染色体分析に適さないメタフェースを 図2〜3 に示します。理由は次の通りです。
図2-A は重なりが多いこと(矢印)、しかも、動原体同志の重なりにより動原体の正しい位置を判定できないため分析は不可能です。
図2-B は分裂中期というよりは分裂前期の染色体であり、個々の染色体を識別できないのが理由です。
図2-C〜2-D は、いずれもコルヒチンが効きすぎているため、染色体はすべて短縮しすぎ、動原体の位置も不明瞭です。図2-D の中には折れ曲がった染色体もあります。こういう染色体は長さを正しく読み取ることができません。

図3.
図3-A は2つのメタフェースが隣り合っているケースです。
この例では、両者の境界線はまだよくわかりますし、分裂の進行状況も違うので、両者を区別するのは容易です(点線)。しかし、2つのメタフェースが横並びに見える場合に注意しなければならないのは、一度分裂して新たに作られた2つの細胞(娘細胞)が、並び合ったまま同時に2回目の分裂に入る場合があることです。その場合、両者の染色体は、凝縮状態はウリふたつのままで部分的にまざり合うので、誤った判定をする恐れがあります。

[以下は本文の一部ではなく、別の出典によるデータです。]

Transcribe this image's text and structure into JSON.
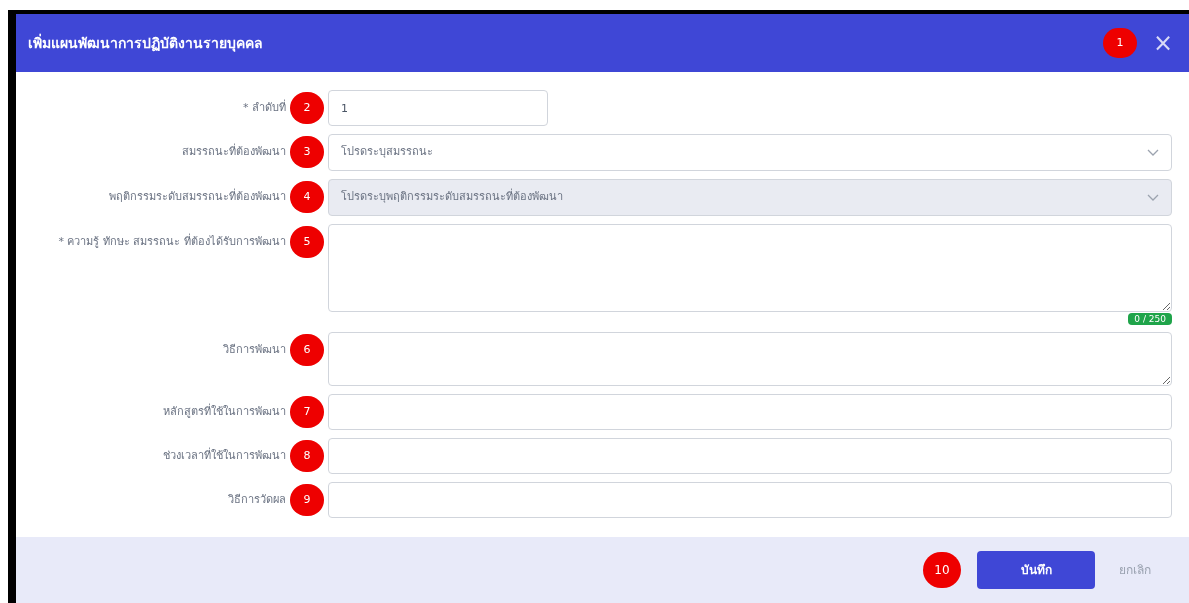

図3-B は1つのメタフェースで拡がり具合が左右で異なることです。左側は濃く染まっていますが、右にゆくにつれて染まりは薄く、染色体も長くなります。伸びた側の染色体を異常と判定しかねないので、分析に採用するのは見合わせるべきでしょう。
低倍率で選ばれたメタフェースについては、高倍率レンズ(油浸レンズ)に切り替えて観察・分析を行います。その概要は以下のとおりです。

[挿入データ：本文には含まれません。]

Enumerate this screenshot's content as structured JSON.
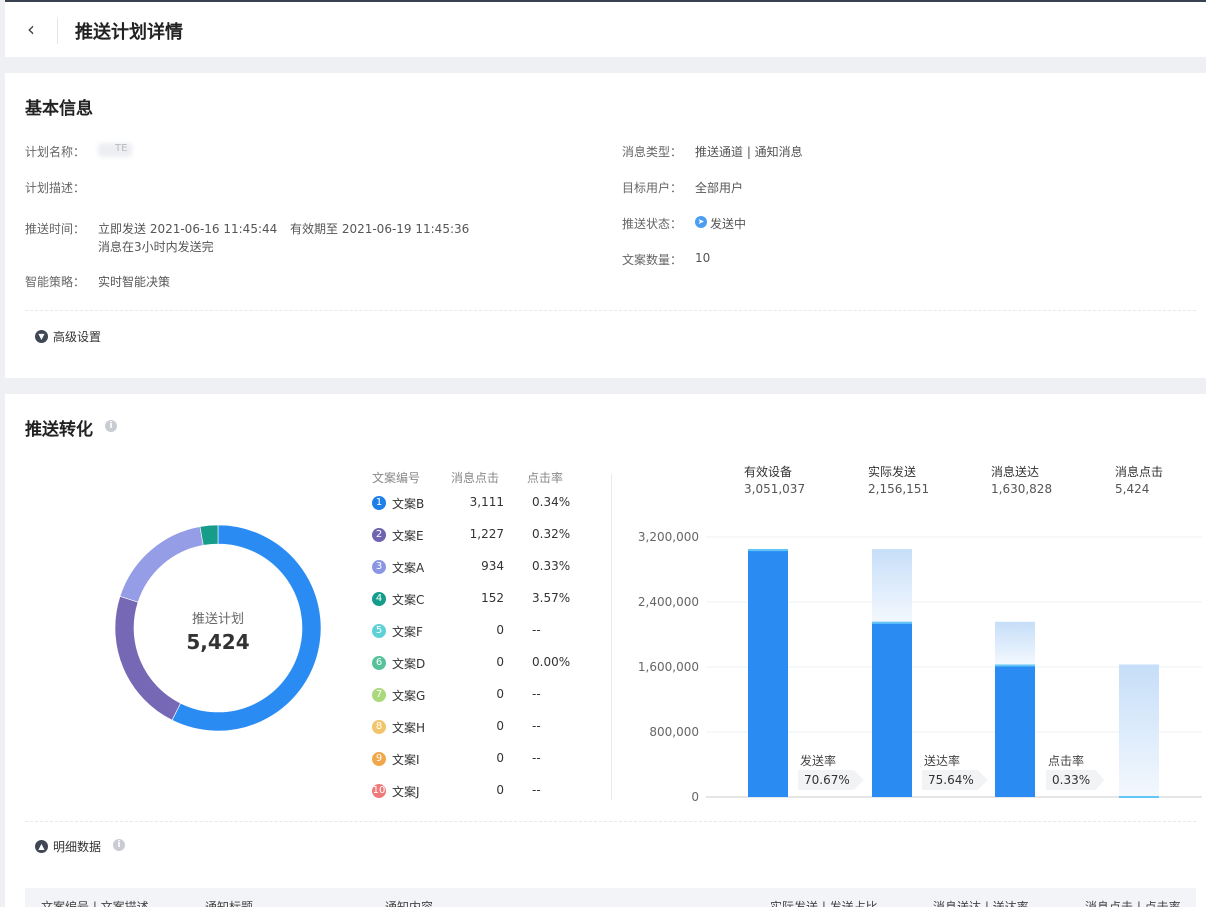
{
  "header": {
    "back_icon": "chevron-left-icon",
    "title": "推送计划详情"
  },
  "basic": {
    "title": "基本信息",
    "left": [
      {
        "label": "计划名称：",
        "value": "TE"
      },
      {
        "label": "计划描述：",
        "value": ""
      },
      {
        "label": "推送时间：",
        "value": "立即发送 2021-06-16 11:45:44",
        "value2": "有效期至 2021-06-19 11:45:36",
        "value3": "消息在3小时内发送完"
      },
      {
        "label": "智能策略：",
        "value": "实时智能决策"
      }
    ],
    "right": [
      {
        "label": "消息类型：",
        "value": "推送通道 | 通知消息"
      },
      {
        "label": "目标用户：",
        "value": "全部用户"
      },
      {
        "label": "推送状态：",
        "value": "发送中"
      },
      {
        "label": "文案数量：",
        "value": "10"
      }
    ],
    "advanced": "高级设置"
  },
  "conversion": {
    "title": "推送转化",
    "donut": {
      "label": "推送计划",
      "total": "5,424"
    },
    "table_headers": [
      "文案编号",
      "消息点击",
      "点击率"
    ],
    "rows": [
      {
        "no": "1",
        "name": "文案B",
        "clicks": "3,111",
        "rate": "0.34%",
        "color": "#1f7fe8"
      },
      {
        "no": "2",
        "name": "文案E",
        "clicks": "1,227",
        "rate": "0.32%",
        "color": "#6f64b0"
      },
      {
        "no": "3",
        "name": "文案A",
        "clicks": "934",
        "rate": "0.33%",
        "color": "#8b96e3"
      },
      {
        "no": "4",
        "name": "文案C",
        "clicks": "152",
        "rate": "3.57%",
        "color": "#159c8a"
      },
      {
        "no": "5",
        "name": "文案F",
        "clicks": "0",
        "rate": "--",
        "color": "#5fd1d6"
      },
      {
        "no": "6",
        "name": "文案D",
        "clicks": "0",
        "rate": "0.00%",
        "color": "#56c29a"
      },
      {
        "no": "7",
        "name": "文案G",
        "clicks": "0",
        "rate": "--",
        "color": "#a9d97a"
      },
      {
        "no": "8",
        "name": "文案H",
        "clicks": "0",
        "rate": "--",
        "color": "#f2c56a"
      },
      {
        "no": "9",
        "name": "文案I",
        "clicks": "0",
        "rate": "--",
        "color": "#f0a64b"
      },
      {
        "no": "10",
        "name": "文案J",
        "clicks": "0",
        "rate": "--",
        "color": "#f07a7a"
      }
    ],
    "stats": [
      {
        "label": "有效设备",
        "value": "3,051,037"
      },
      {
        "label": "实际发送",
        "value": "2,156,151"
      },
      {
        "label": "消息送达",
        "value": "1,630,828"
      },
      {
        "label": "消息点击",
        "value": "5,424"
      }
    ],
    "rates": [
      {
        "label": "发送率",
        "value": "70.67%"
      },
      {
        "label": "送达率",
        "value": "75.64%"
      },
      {
        "label": "点击率",
        "value": "0.33%"
      }
    ],
    "detail_toggle": "明细数据",
    "detail_headers": [
      "文案编号 | 文案描述",
      "通知标题",
      "通知内容",
      "实际发送 | 发送占比",
      "消息送达 | 送达率",
      "消息点击 | 点击率"
    ]
  },
  "chart_data": [
    {
      "type": "pie",
      "categories": [
        "文案B",
        "文案E",
        "文案A",
        "文案C",
        "文案F",
        "文案D",
        "文案G",
        "文案H",
        "文案I",
        "文案J"
      ],
      "values": [
        3111,
        1227,
        934,
        152,
        0,
        0,
        0,
        0,
        0,
        0
      ],
      "colors": [
        "#2a8cf3",
        "#7668b5",
        "#949de6",
        "#169d8a",
        "#5fd1d6",
        "#56c29a",
        "#a9d97a",
        "#f2c56a",
        "#f0a64b",
        "#f07a7a"
      ]
    },
    {
      "type": "bar",
      "categories": [
        "有效设备",
        "实际发送",
        "消息送达",
        "消息点击"
      ],
      "values": [
        3051037,
        2156151,
        1630828,
        5424
      ],
      "ylim": [
        0,
        3200000
      ],
      "yticks": [
        0,
        800000,
        1600000,
        2400000,
        3200000
      ],
      "ytick_labels": [
        "0",
        "800,000",
        "1,600,000",
        "2,400,000",
        "3,200,000"
      ],
      "grid": true,
      "bar_color": "#2a8cf3"
    }
  ]
}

(1) 最初に、染色体数を数えます。慣れないうちはカウンターを使っても構いません。
しかし、じきに慣れて頭の中でカウントできるようになります。合格基準は、45、46、47本の場合だけです。
(2) 次に個々の染色体の形や長さについて分析を行います(核型分析といいます)。通常の方法は、2000〜3000倍に拡大した顕微鏡写真から個々の染色体を切り出し、ルールにしたがって相同染色体を対に並べて、異常の有無を確かめ、もし異常があればどの染色体が異常なのかを判定します。

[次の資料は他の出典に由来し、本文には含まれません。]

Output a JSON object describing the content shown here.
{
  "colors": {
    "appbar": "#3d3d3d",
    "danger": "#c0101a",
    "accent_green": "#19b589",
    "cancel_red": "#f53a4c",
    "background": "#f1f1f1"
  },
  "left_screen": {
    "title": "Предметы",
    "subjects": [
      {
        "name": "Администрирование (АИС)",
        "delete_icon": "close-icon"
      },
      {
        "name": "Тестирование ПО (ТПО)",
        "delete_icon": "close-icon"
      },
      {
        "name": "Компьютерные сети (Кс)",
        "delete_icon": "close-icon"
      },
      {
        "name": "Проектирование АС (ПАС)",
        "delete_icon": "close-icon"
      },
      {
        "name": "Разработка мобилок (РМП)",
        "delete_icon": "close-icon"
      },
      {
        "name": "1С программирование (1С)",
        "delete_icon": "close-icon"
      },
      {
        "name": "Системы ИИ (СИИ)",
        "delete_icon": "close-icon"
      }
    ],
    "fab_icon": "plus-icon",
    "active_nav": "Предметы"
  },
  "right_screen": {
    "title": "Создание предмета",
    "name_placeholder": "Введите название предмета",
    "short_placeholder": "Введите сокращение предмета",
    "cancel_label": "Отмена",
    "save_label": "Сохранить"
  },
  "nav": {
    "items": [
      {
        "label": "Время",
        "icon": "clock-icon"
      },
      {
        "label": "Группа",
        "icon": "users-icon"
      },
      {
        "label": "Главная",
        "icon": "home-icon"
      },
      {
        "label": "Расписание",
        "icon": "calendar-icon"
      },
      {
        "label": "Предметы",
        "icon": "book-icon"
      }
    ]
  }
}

(3) しかし、これでは現実には異常の判定に時間が掛かりすぎるので、一歩進めて、顕微鏡下で直接メタフェースを観察しながら異常の有無を判定するための訓練が必要です。これができるようになれば、正常なことが確実な場合、顕微鏡写真を撮って染色体を切り出す必要はなくなります。ただし、明らかに異常が存在する場合はもちろんのこと、少しでも異常が疑われる場合は、必ず写真撮影することが大切です。